In the long run, assuming we actually do this diligently for now? No, it's a medium-term measure--after it mostly works, there's nothing left to do.
The problem is that inequality can set up self-perpetuating or very very slowly-resolving inequities, which is both unfair to the affected group and bad for everyone in society.
If you use inequity as a flag for problem areas but establish policies that are blind to everything but individual need, you have a decent shot at overcoming the inequality-induced inequity, because presumably that situation, even if quasi-stable, isn't really the natural way for society to work: give people a path to something better and, presumably, they'll tend to take it. For example, the school funding model is pretty awful in the U.S.--rich neighborhoods get the best-funded schools, which (even though the U.S. is also really bad at turning dollars into educated students) means that the haves get better chances to do well than the have-nots. Because of historical inequality, there is a really large disparity in have-nots, but fixing the school funding situation can reduce that disparity perpetuating.

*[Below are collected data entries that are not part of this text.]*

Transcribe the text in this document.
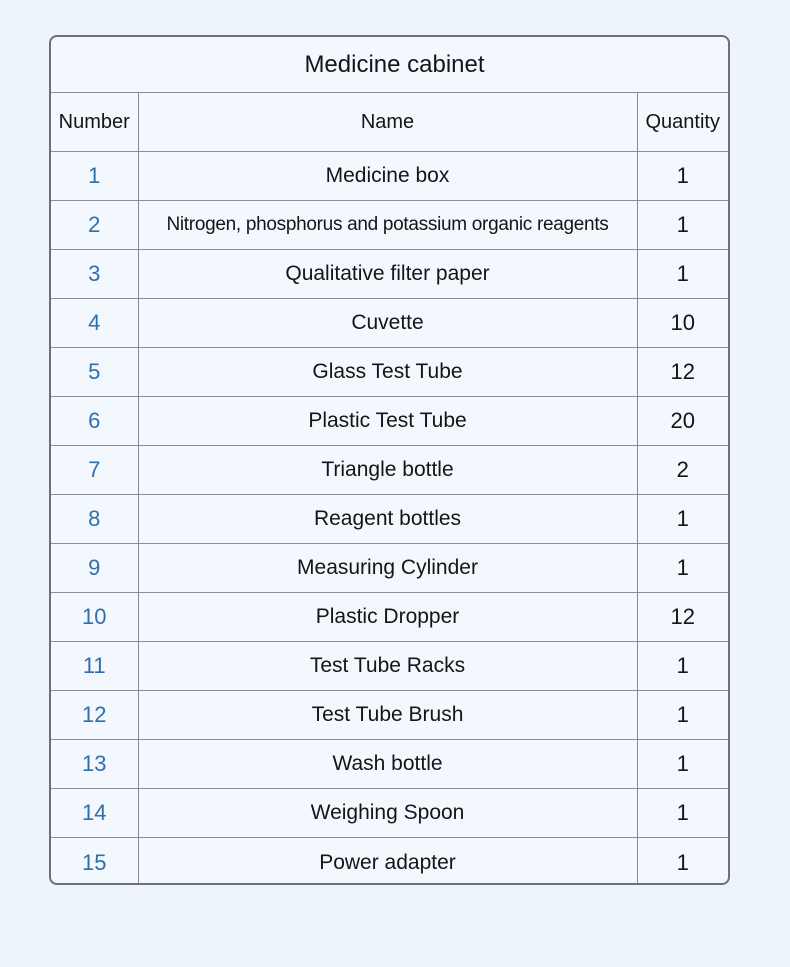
Medicine cabinet
Number	Name	Quantity
1	Medicine box	1
2	Nitrogen, phosphorus and potassium organic reagents	1
3	Qualitative filter paper	1
4	Cuvette	10
5	Glass Test Tube	12
6	Plastic Test Tube	20
7	Triangle bottle	2
8	Reagent bottles	1
9	Measuring Cylinder	1
10	Plastic Dropper	12
11	Test Tube Racks	1
12	Test Tube Brush	1
13	Wash bottle	1
14	Weighing Spoon	1
15	Power adapter	1
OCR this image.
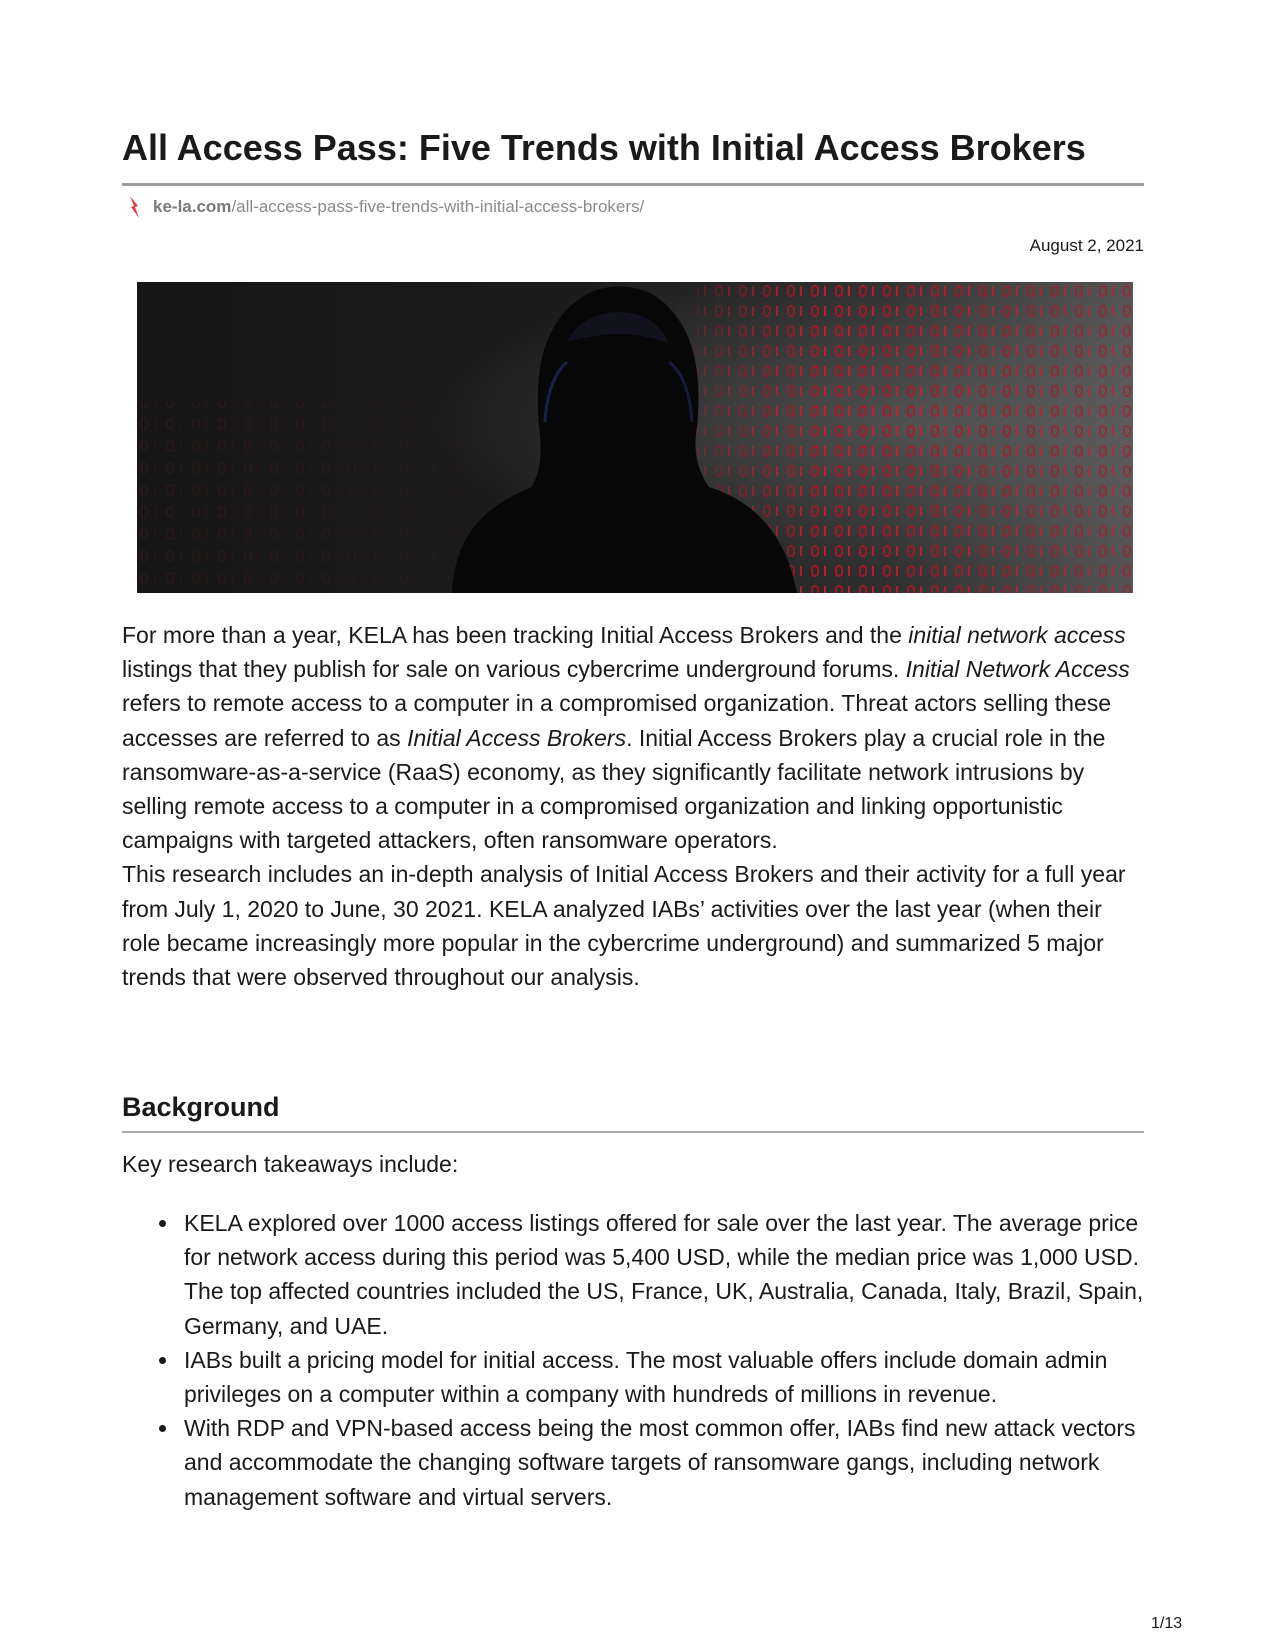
All Access Pass: Five Trends with Initial Access Brokers
ke-la.com /all-access-pass-five-trends-with-initial-access-brokers/
August 2, 2021

For more than a year, KELA has been tracking Initial Access Brokers and the initial network access listings that they publish for sale on various cybercrime underground forums. Initial Network Access refers to remote access to a computer in a compromised organization. Threat actors selling these accesses are referred to as Initial Access Brokers. Initial Access Brokers play a crucial role in the ransomware-as-a-service (RaaS) economy, as they significantly facilitate network intrusions by selling remote access to a computer in a compromised organization and linking opportunistic campaigns with targeted attackers, often ransomware operators.

This research includes an in-depth analysis of Initial Access Brokers and their activity for a full year from July 1, 2020 to June, 30 2021. KELA analyzed IABs’ activities over the last year (when their role became increasingly more popular in the cybercrime underground) and summarized 5 major trends that were observed throughout our analysis.

Background

Key research takeaways include:

KELA explored over 1000 access listings offered for sale over the last year. The average price for network access during this period was 5,400 USD, while the median price was 1,000 USD. The top affected countries included the US, France, UK, Australia, Canada, Italy, Brazil, Spain, Germany, and UAE.
IABs built a pricing model for initial access. The most valuable offers include domain admin privileges on a computer within a company with hundreds of millions in revenue.
With RDP and VPN-based access being the most common offer, IABs find new attack vectors and accommodate the changing software targets of ransomware gangs, including network management software and virtual servers.
1/13
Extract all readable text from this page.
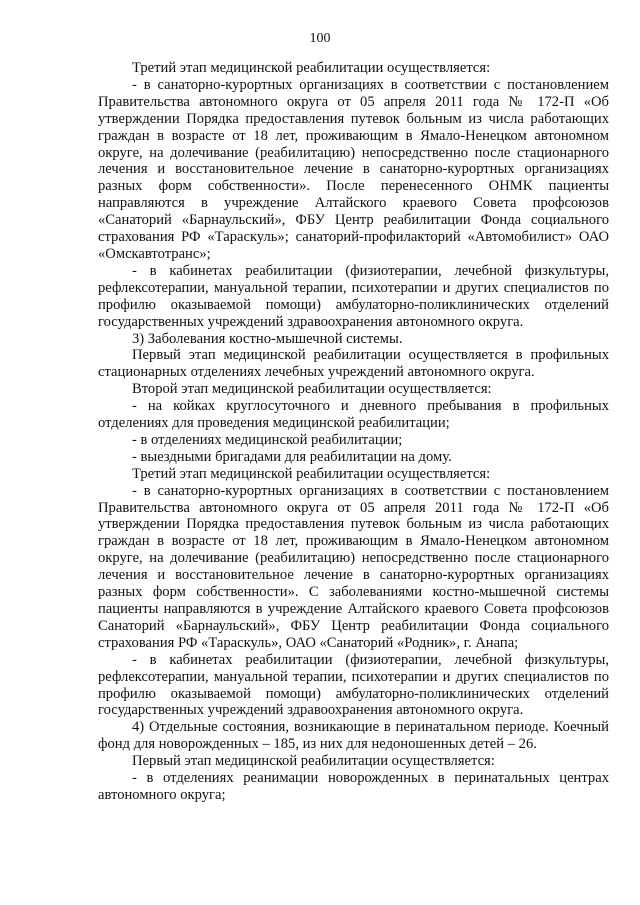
100

Третий этап медицинской реабилитации осуществляется:

- в санаторно-курортных организациях в соответствии с постановлением Правительства автономного округа от 05 апреля 2011 года № 172-П «Об утверждении Порядка предоставления путевок больным из числа работающих граждан в возрасте от 18 лет, проживающим в Ямало-Ненецком автономном округе, на долечивание (реабилитацию) непосредственно после стационарного лечения и восстановительное лечение в санаторно-курортных организациях разных форм собственности». После перенесенного ОНМК пациенты направляются в учреждение Алтайского краевого Совета профсоюзов «Санаторий «Барнаульский», ФБУ Центр реабилитации Фонда социального страхования РФ «Тараскуль»; санаторий-профилакторий «Автомобилист» ОАО «Омскавтотранс»;

- в кабинетах реабилитации (физиотерапии, лечебной физкультуры, рефлексотерапии, мануальной терапии, психотерапии и других специалистов по профилю оказываемой помощи) амбулаторно-поликлинических отделений государственных учреждений здравоохранения автономного округа.

3) Заболевания костно-мышечной системы.

Первый этап медицинской реабилитации осуществляется в профильных стационарных отделениях лечебных учреждений автономного округа.

Второй этап медицинской реабилитации осуществляется:

- на койках круглосуточного и дневного пребывания в профильных отделениях для проведения медицинской реабилитации;

- в отделениях медицинской реабилитации;

- выездными бригадами для реабилитации на дому.

Третий этап медицинской реабилитации осуществляется:

- в санаторно-курортных организациях в соответствии с постановлением Правительства автономного округа от 05 апреля 2011 года № 172-П «Об утверждении Порядка предоставления путевок больным из числа работающих граждан в возрасте от 18 лет, проживающим в Ямало-Ненецком автономном округе, на долечивание (реабилитацию) непосредственно после стационарного лечения и восстановительное лечение в санаторно-курортных организациях разных форм собственности». С заболеваниями костно-мышечной системы пациенты направляются в учреждение Алтайского краевого Совета профсоюзов Санаторий «Барнаульский», ФБУ Центр реабилитации Фонда социального страхования РФ «Тараскуль», ОАО «Санаторий «Родник», г. Анапа;

- в кабинетах реабилитации (физиотерапии, лечебной физкультуры, рефлексотерапии, мануальной терапии, психотерапии и других специалистов по профилю оказываемой помощи) амбулаторно-поликлинических отделений государственных учреждений здравоохранения автономного округа.

4) Отдельные состояния, возникающие в перинатальном периоде. Коечный фонд для новорожденных – 185, из них для недоношенных детей – 26.

Первый этап медицинской реабилитации осуществляется:

- в отделениях реанимации новорожденных в перинатальных центрах автономного округа;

But once we have sensible policies in place, and society has time to resettle into a new mode, there may very well be residual inequities, and that should be fine. Because we were only ever using inequity to target our attention to how to build a universally fair society...if it's fair and people freely make different choices, and we can measure that...well...that's up to them. So if it works, it's self-extinguishing, at least in terms of whether it's "anti-racist" or not--and there could still be individual racism at that point; there just wouldn't be a relevant amount of structural racism.